Oggi il mondo del lavoro cambia a ritmo quasi quotidiano: ciò che valeva ieri, domani non avrà più valore, ciò che facciamo oggi potrebbe in tempi brevi non avere più alcun senso. La straordinaria rapidità dello sviluppo tecnologico ci disorienta, crea un senso di insicurezza, smarrimento, provvisorietà, forse addirittura angoscia, sia nel singolo individuo sia – a seconda dei paesi e dei continenti – in intere categorie professionali. Tutti ci poniamo le stesse domande: come funzioneranno, in futuro, le regole del vivere e del lavorare insieme?

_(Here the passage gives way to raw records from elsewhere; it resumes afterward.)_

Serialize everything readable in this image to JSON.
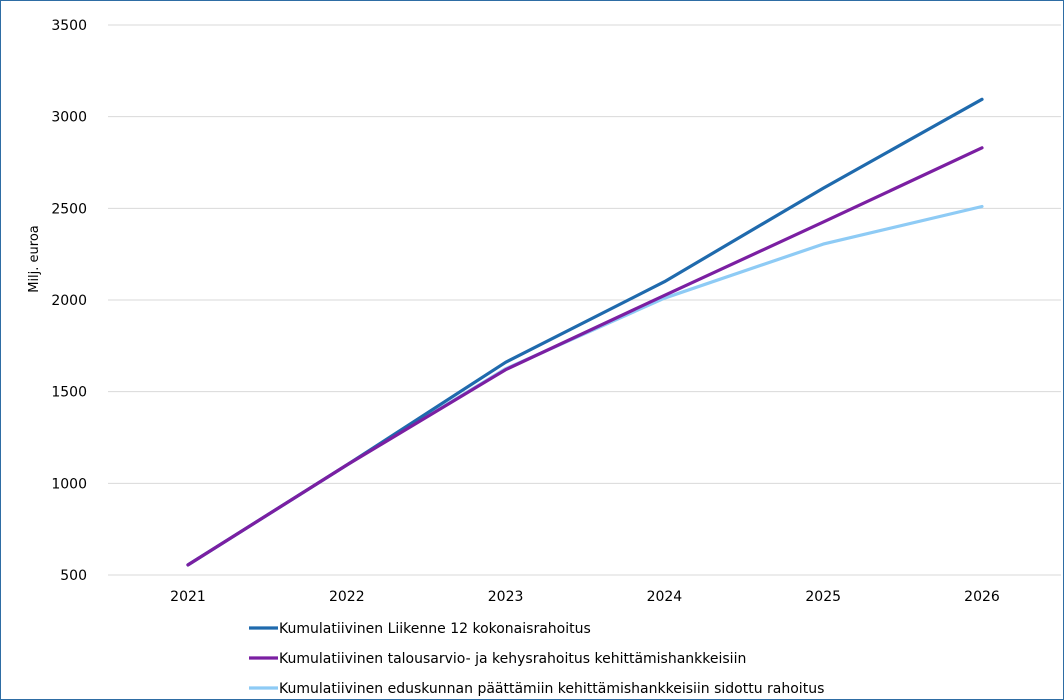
{
  "chart_data": {
    "type": "line",
    "title": "",
    "xlabel": "",
    "ylabel": "Milj. euroa",
    "categories": [
      "2021",
      "2022",
      "2023",
      "2024",
      "2025",
      "2026"
    ],
    "ylim": [
      500,
      3500
    ],
    "yticks": [
      500,
      1000,
      1500,
      2000,
      2500,
      3000,
      3500
    ],
    "grid": true,
    "legend_position": "bottom",
    "series": [
      {
        "name": "Kumulatiivinen Liikenne 12 kokonaisrahoitus",
        "color": "#1f6aad",
        "values": [
          555,
          1100,
          1660,
          2100,
          2610,
          3095
        ]
      },
      {
        "name": "Kumulatiivinen talousarvio- ja kehysrahoitus kehittämishankkeisiin",
        "color": "#7b1fa2",
        "values": [
          555,
          1100,
          1620,
          2025,
          2425,
          2830
        ]
      },
      {
        "name": "Kumulatiivinen eduskunnan päättämiin kehittämishankkeisiin sidottu rahoitus",
        "color": "#8ecbf5",
        "values": [
          555,
          1100,
          1625,
          2010,
          2305,
          2510
        ]
      }
    ]
  }
}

Quale sarà il rapporto tra dimensione globale e dimensione locale, tra intelligenza artificiale ed essere umano, tra ricchi e poveri, tra vincitori e perdenti? Quali saranno le nuove dinamiche, i riti e i rituali con cui organizzeremo la nostra quotidianità? Esistono città letteralmente costruite intorno alle fabbriche, nate come conseguenza diretta della fondazione di un’industria: che genere di città sono e come funzionano? Cosa unisce le fabbriche del futuro alle città, alla collettività? E dove vanno a finire le immense quantità di rifiuti che produciamo, come le smaltiamo, dove possiamo collocare i rifiuti elettronici della contemporaneità? Oggi la realtà viene percepita come un insieme di piani paralleli che si affiancano, si susseguono, si sovrappongono.

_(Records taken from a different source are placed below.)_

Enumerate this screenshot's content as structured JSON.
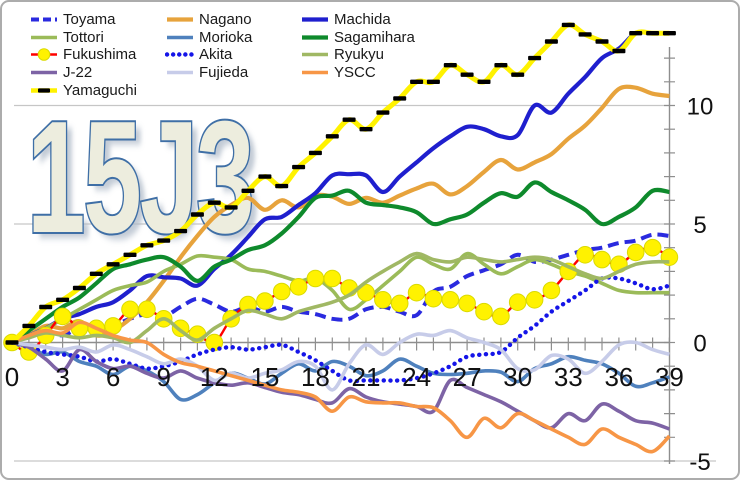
{
  "chart_data": {
    "type": "line",
    "title": "15J3",
    "xlabel": "",
    "ylabel": "",
    "xlim": [
      0,
      39
    ],
    "ylim": [
      -5.5,
      14
    ],
    "grid": true,
    "y_gridlines": [
      10,
      5,
      0,
      -5
    ],
    "legend_position": "top-left",
    "x_values": [
      0,
      1,
      2,
      3,
      4,
      5,
      6,
      7,
      8,
      9,
      10,
      11,
      12,
      13,
      14,
      15,
      16,
      17,
      18,
      19,
      20,
      21,
      22,
      23,
      24,
      25,
      26,
      27,
      28,
      29,
      30,
      31,
      32,
      33,
      34,
      35,
      36,
      37,
      38,
      39
    ],
    "series": [
      {
        "name": "Toyama",
        "color": "#2A2ADF",
        "dash": "dashed",
        "width": 4,
        "marker": "none",
        "values": [
          0,
          0.3,
          0.5,
          0.3,
          0.6,
          0.4,
          0.7,
          1.0,
          1.2,
          1.1,
          1.5,
          1.85,
          1.6,
          1.3,
          1.5,
          1.3,
          1.5,
          1.3,
          1.2,
          1.0,
          1.0,
          1.4,
          1.5,
          1.3,
          1.15,
          2.15,
          2.35,
          2.8,
          3.05,
          3.3,
          3.7,
          3.4,
          3.5,
          3.7,
          3.9,
          4.0,
          4.2,
          4.3,
          4.55,
          4.5
        ]
      },
      {
        "name": "Nagano",
        "color": "#E7A33C",
        "dash": "solid",
        "width": 4.2,
        "marker": "none",
        "values": [
          0,
          0.3,
          0.7,
          0.6,
          0.9,
          0.3,
          0.5,
          1.0,
          1.7,
          2.6,
          3.6,
          4.5,
          5.3,
          5.8,
          6.1,
          5.6,
          6.0,
          5.7,
          6.2,
          6.15,
          5.85,
          6.1,
          5.9,
          6.2,
          6.5,
          6.7,
          6.25,
          6.6,
          7.2,
          7.7,
          7.3,
          7.6,
          7.95,
          8.6,
          9.15,
          9.9,
          10.7,
          10.75,
          10.5,
          10.4
        ]
      },
      {
        "name": "Machida",
        "color": "#1F1FCE",
        "dash": "solid",
        "width": 4.2,
        "marker": "none",
        "values": [
          0,
          0.3,
          0.6,
          1.0,
          1.2,
          1.5,
          1.7,
          2.2,
          2.8,
          2.75,
          2.7,
          2.4,
          3.1,
          3.7,
          4.45,
          5.2,
          5.3,
          5.8,
          6.3,
          7.05,
          7.1,
          7.05,
          6.35,
          7.0,
          7.6,
          8.2,
          8.7,
          9.1,
          9.0,
          8.7,
          8.75,
          10.0,
          9.7,
          10.5,
          11.2,
          12.0,
          12.4,
          13.05,
          13.05,
          13.05
        ]
      },
      {
        "name": "Tottori",
        "color": "#9BBB59",
        "dash": "solid",
        "width": 3.6,
        "marker": "none",
        "values": [
          0,
          0.3,
          0.6,
          1.0,
          1.4,
          1.8,
          2.2,
          2.4,
          2.55,
          3.0,
          3.3,
          3.65,
          3.6,
          3.5,
          3.1,
          3.0,
          2.8,
          2.6,
          2.7,
          2.2,
          1.4,
          1.8,
          2.4,
          3.0,
          3.6,
          3.3,
          3.1,
          3.75,
          3.3,
          2.9,
          3.2,
          3.5,
          3.3,
          3.0,
          2.8,
          2.5,
          2.2,
          2.1,
          2.1,
          2.1
        ]
      },
      {
        "name": "Morioka",
        "color": "#4F81BD",
        "dash": "solid",
        "width": 3.6,
        "marker": "none",
        "values": [
          0,
          -0.2,
          -0.5,
          -0.4,
          -0.8,
          -1.0,
          -1.35,
          -1.0,
          -1.2,
          -1.65,
          -2.4,
          -2.2,
          -1.7,
          -1.3,
          -1.5,
          -1.75,
          -1.3,
          -0.9,
          -1.2,
          -0.8,
          -1.0,
          -1.4,
          -1.2,
          -0.7,
          -1.0,
          -1.3,
          -1.35,
          -1.3,
          -1.2,
          -1.25,
          -1.65,
          -1.1,
          -0.9,
          -0.6,
          -0.75,
          -0.9,
          -1.3,
          -1.85,
          -1.7,
          -1.45
        ]
      },
      {
        "name": "Sagamihara",
        "color": "#0E8A2C",
        "dash": "solid",
        "width": 4.2,
        "marker": "none",
        "values": [
          0,
          0.5,
          1.0,
          1.5,
          1.9,
          2.5,
          3.1,
          3.3,
          3.5,
          3.6,
          3.2,
          2.6,
          3.2,
          3.5,
          3.9,
          4.1,
          4.6,
          5.3,
          6.1,
          6.2,
          6.4,
          5.9,
          5.8,
          5.7,
          5.5,
          5.0,
          5.2,
          5.4,
          5.9,
          6.3,
          6.15,
          6.75,
          6.35,
          6.0,
          5.6,
          5.0,
          5.3,
          5.7,
          6.4,
          6.35
        ]
      },
      {
        "name": "Fukushima",
        "color": "#FF0000",
        "dash": "solid",
        "width": 2.4,
        "marker": "yellow-circle",
        "marker_color": "#FFF200",
        "values": [
          0,
          -0.4,
          0.3,
          1.1,
          0.6,
          0.6,
          0.7,
          1.4,
          1.4,
          1.0,
          0.6,
          0.35,
          0,
          1.0,
          1.6,
          1.75,
          2.15,
          2.35,
          2.7,
          2.7,
          2.3,
          2.1,
          1.8,
          1.65,
          2.1,
          1.85,
          1.8,
          1.65,
          1.3,
          1.1,
          1.7,
          1.8,
          2.2,
          3.0,
          3.7,
          3.5,
          3.3,
          3.8,
          4.0,
          3.6
        ]
      },
      {
        "name": "Akita",
        "color": "#1515E8",
        "dash": "dotted",
        "width": 4.4,
        "marker": "none",
        "values": [
          0,
          -0.2,
          -0.4,
          -0.5,
          -0.6,
          -0.8,
          -0.7,
          -0.9,
          -1.1,
          -1.0,
          -0.8,
          -0.5,
          -0.3,
          -0.2,
          -0.3,
          -0.2,
          -0.1,
          -0.4,
          -0.75,
          -1.2,
          -1.6,
          -1.6,
          -1.6,
          -1.6,
          -1.5,
          -1.3,
          -1.0,
          -0.6,
          -0.5,
          -0.4,
          0.2,
          0.7,
          1.3,
          1.75,
          2.2,
          2.7,
          2.7,
          2.5,
          2.25,
          2.4
        ]
      },
      {
        "name": "Ryukyu",
        "color": "#A0B864",
        "dash": "solid",
        "width": 3.6,
        "marker": "none",
        "values": [
          0,
          0.2,
          0.4,
          0.3,
          0.2,
          0.3,
          0.2,
          0.0,
          0.5,
          1.0,
          0.5,
          0.1,
          0.6,
          1.0,
          1.35,
          1.2,
          1.0,
          1.3,
          1.5,
          1.7,
          2.0,
          2.55,
          3.0,
          3.4,
          3.75,
          3.5,
          3.4,
          3.6,
          3.5,
          3.4,
          3.5,
          3.6,
          3.5,
          3.2,
          2.9,
          2.7,
          3.0,
          3.3,
          3.4,
          3.4
        ]
      },
      {
        "name": "J-22",
        "color": "#7D63A5",
        "dash": "solid",
        "width": 3.6,
        "marker": "none",
        "values": [
          0,
          -0.2,
          -0.7,
          -1.2,
          -0.3,
          -0.8,
          -1.1,
          -1.0,
          -1.3,
          -1.5,
          -1.2,
          -1.5,
          -1.7,
          -1.8,
          -1.7,
          -1.9,
          -2.1,
          -2.2,
          -2.4,
          -2.55,
          -1.95,
          -2.3,
          -2.5,
          -2.6,
          -2.7,
          -2.9,
          -1.6,
          -1.9,
          -2.2,
          -2.5,
          -2.9,
          -3.3,
          -3.6,
          -3.0,
          -3.3,
          -2.6,
          -2.9,
          -3.3,
          -3.4,
          -3.65
        ]
      },
      {
        "name": "Fujieda",
        "color": "#C7CCE9",
        "dash": "solid",
        "width": 3.6,
        "marker": "none",
        "values": [
          0,
          -0.1,
          -0.2,
          -0.3,
          -0.2,
          -0.4,
          -0.1,
          -0.3,
          -0.6,
          -0.9,
          -0.7,
          -1.0,
          -1.6,
          -1.3,
          -1.5,
          -1.3,
          -1.15,
          -0.8,
          -1.0,
          -2.0,
          -0.9,
          -0.1,
          -0.5,
          0,
          0.35,
          0.3,
          0.5,
          0.2,
          0,
          -0.3,
          -1.1,
          -1.15,
          -0.55,
          -0.7,
          -1.3,
          -0.8,
          -0.1,
          0,
          -0.3,
          -0.5
        ]
      },
      {
        "name": "YSCC",
        "color": "#F79646",
        "dash": "solid",
        "width": 3.6,
        "marker": "none",
        "values": [
          0,
          0.3,
          0.5,
          0.4,
          0.85,
          0.6,
          0.3,
          0.1,
          0,
          -0.5,
          -0.85,
          -1.0,
          -1.2,
          -1.4,
          -1.6,
          -1.8,
          -2.0,
          -2.1,
          -2.3,
          -2.9,
          -2.3,
          -2.5,
          -2.55,
          -2.55,
          -2.7,
          -2.75,
          -3.3,
          -4.0,
          -3.2,
          -3.6,
          -3.0,
          -3.3,
          -3.65,
          -4.0,
          -4.3,
          -3.65,
          -4.0,
          -4.3,
          -4.6,
          -3.95
        ]
      },
      {
        "name": "Yamaguchi",
        "color": "#FFF200",
        "dash": "solid",
        "width": 5,
        "marker": "black-dash",
        "marker_color": "#000000",
        "values": [
          0,
          0.7,
          1.5,
          1.8,
          2.3,
          2.9,
          3.3,
          3.7,
          4.1,
          4.3,
          4.7,
          5.4,
          5.9,
          5.7,
          6.4,
          7.0,
          6.6,
          7.4,
          8.0,
          8.7,
          9.4,
          9.0,
          9.7,
          10.3,
          11.0,
          11.0,
          11.7,
          11.3,
          11.0,
          11.7,
          11.3,
          12.0,
          12.7,
          13.4,
          13.0,
          12.7,
          12.3,
          13.05,
          13.05,
          13.05
        ]
      }
    ]
  },
  "axes": {
    "x_ticks": [
      {
        "label": "0",
        "value": 0
      },
      {
        "label": "3",
        "value": 3
      },
      {
        "label": "6",
        "value": 6
      },
      {
        "label": "9",
        "value": 9
      },
      {
        "label": "12",
        "value": 12
      },
      {
        "label": "15",
        "value": 15
      },
      {
        "label": "18",
        "value": 18
      },
      {
        "label": "21",
        "value": 21
      },
      {
        "label": "24",
        "value": 24
      },
      {
        "label": "27",
        "value": 27
      },
      {
        "label": "30",
        "value": 30
      },
      {
        "label": "33",
        "value": 33
      },
      {
        "label": "36",
        "value": 36
      },
      {
        "label": "39",
        "value": 39
      }
    ],
    "y_ticks": [
      {
        "label": "10",
        "value": 10
      },
      {
        "label": "5",
        "value": 5
      },
      {
        "label": "0",
        "value": 0
      },
      {
        "label": "-5",
        "value": -5
      }
    ]
  },
  "colors": {
    "background": "#FFFFFF",
    "frame_border": "#ACACAC",
    "gridline": "#C6C6C6",
    "axis": "#8E8E8E",
    "label_text": "#111111",
    "watermark_fill": "#EDEDDE",
    "watermark_outline": "#3F6FA6",
    "watermark_shadow": "#AFBAC8"
  }
}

La Fondazione MAST di Bologna, fino al 17 aprile 2017, presenta per la prima volta dalla sua apertura un progetto espositivo interamente dedicato a questo tema attraverso immagini in movimento con video e installazioni sulle trasformazioni in atto nel mondo del lavoro e della produzione realizzati da 14 artisti di fama internazionale:Yuri Ancarani, Gaëlle Boucand, Chen Chieh-jen, Willie Doherty, Harun Farocki / Antje Ehmann, Pieter Hugo, Ali Kazma, Eva Leitolf, Armin Linke*, Gabriela Löffel, Ad Nuis, Julika Rudelius e Thomas Vroege
La mostra traccia in questo modo un resoconto visivo che, per essere compreso a fondo e assimilato, richiede del tempo in più rispetto alla norma: ciascun visitatore è invitato a trovare il proprio ritmo. Solo così l’intensità spesso toccante, la forza e la ricchezza di queste immagini in movimento potranno restituire con forme, meccanismi narrativi e linguaggi visivi diversi, l’evoluzione del mondo del lavoro e della nostra vita.
Yuri Ancarani esplora il lavoro invisibile, mostrando nei suoi tre video – Il Capo (2010), Da Vinci (2012) e Piattaforma Luna (2011) – individui intenti a svolgere compiti estremamente delicati.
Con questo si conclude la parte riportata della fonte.